The audit report prepared by the former Comptroller and Auditor General of India Vinod Rai on the Sree Padmanabhaswamy temple in Kerala shows that huge quantities of gold were lost when it was outside for purification work.
The report, filed before the Supreme Court, revealed that of a total of 893.644 kg of gold given to contractor for melting and purification in connection with gold ornamentation work, only 627.372 kg was returned.
“The loss in the process being 266.272 kg (30 per cent),” Mr. Rai pointed out in his report to the apex court.
The report said there was a complete “absence” of a system of weighing and ascertaining the purity of gold articles by temple authorities before they were handed over to outside agencies.
In fact, temple authorities “merely relied on the weight and purity reported by the contractor,” Mr. Rai said in his report.

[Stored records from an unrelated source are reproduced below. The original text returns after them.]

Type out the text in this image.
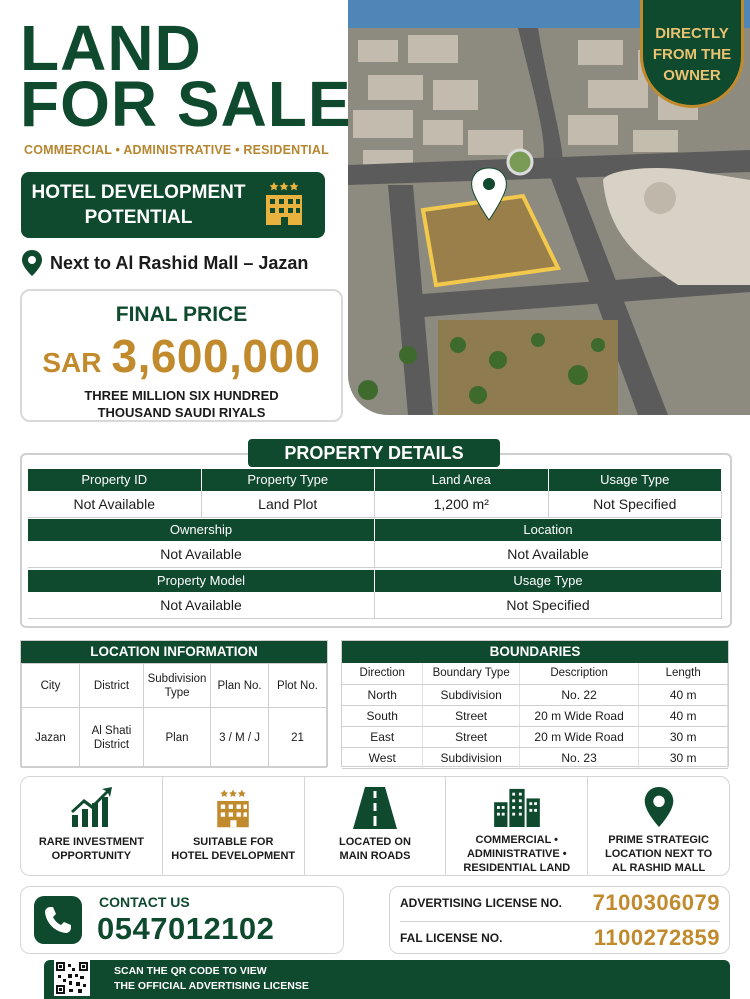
DIRECTLY
FROM THE
OWNER
LAND
FOR SALE
COMMERCIAL • ADMINISTRATIVE • RESIDENTIAL
HOTEL DEVELOPMENT
POTENTIAL
Next to Al Rashid Mall – Jazan
FINAL PRICE
SAR 3,600,000
THREE MILLION SIX HUNDRED
THOUSAND SAUDI RIYALS
PROPERTY DETAILS
Property ID	Property Type	Land Area	Usage Type
Not Available	Land Plot	1,200 m²	Not Specified
Ownership	Location
Not Available	Not Available
Property Model	Usage Type
Not Available	Not Specified
LOCATION INFORMATION
City	District	Subdivision Type	Plan No.	Plot No.
Jazan	Al Shati District	Plan	3 / M / J	21
BOUNDARIES
Direction	Boundary Type	Description	Length
North	Subdivision	No. 22	40 m
South	Street	20 m Wide Road	40 m
East	Street	20 m Wide Road	30 m
West	Subdivision	No. 23	30 m
RARE INVESTMENT
OPPORTUNITY
SUITABLE FOR
HOTEL DEVELOPMENT
LOCATED ON
MAIN ROADS
COMMERCIAL •
ADMINISTRATIVE •
RESIDENTIAL LAND
PRIME STRATEGIC
LOCATION NEXT TO
AL RASHID MALL
CONTACT US
0547012102
ADVERTISING LICENSE NO. 7100306079
FAL LICENSE NO.	1100272859
SCAN THE QR CODE TO VIEW
THE OFFICIAL ADVERTISING LICENSE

He said that “excess consumption/loss” on conversion of pure gold to 90 per cent gold was 10.4 kg with a present value of Rs.2.89 crore.
Again, the fate of 14.629 kg of 24 carat gold rakes and 1.938 kg of pure gold of an approximate value of Rs.4.8 crore handed over to outside agencies for purification work four years ago is not known.
The loss is not just in gold. The last Murajapom (a festival conducted once in six years) concluded on January 14, 2014, but the calf elephant to be offered to the deity reached around January 27-28. The temple authorities had obviously not fixed the date on which the elephant was supposed to reach the temple. The loss calculated due to this was Rs.35 lakh.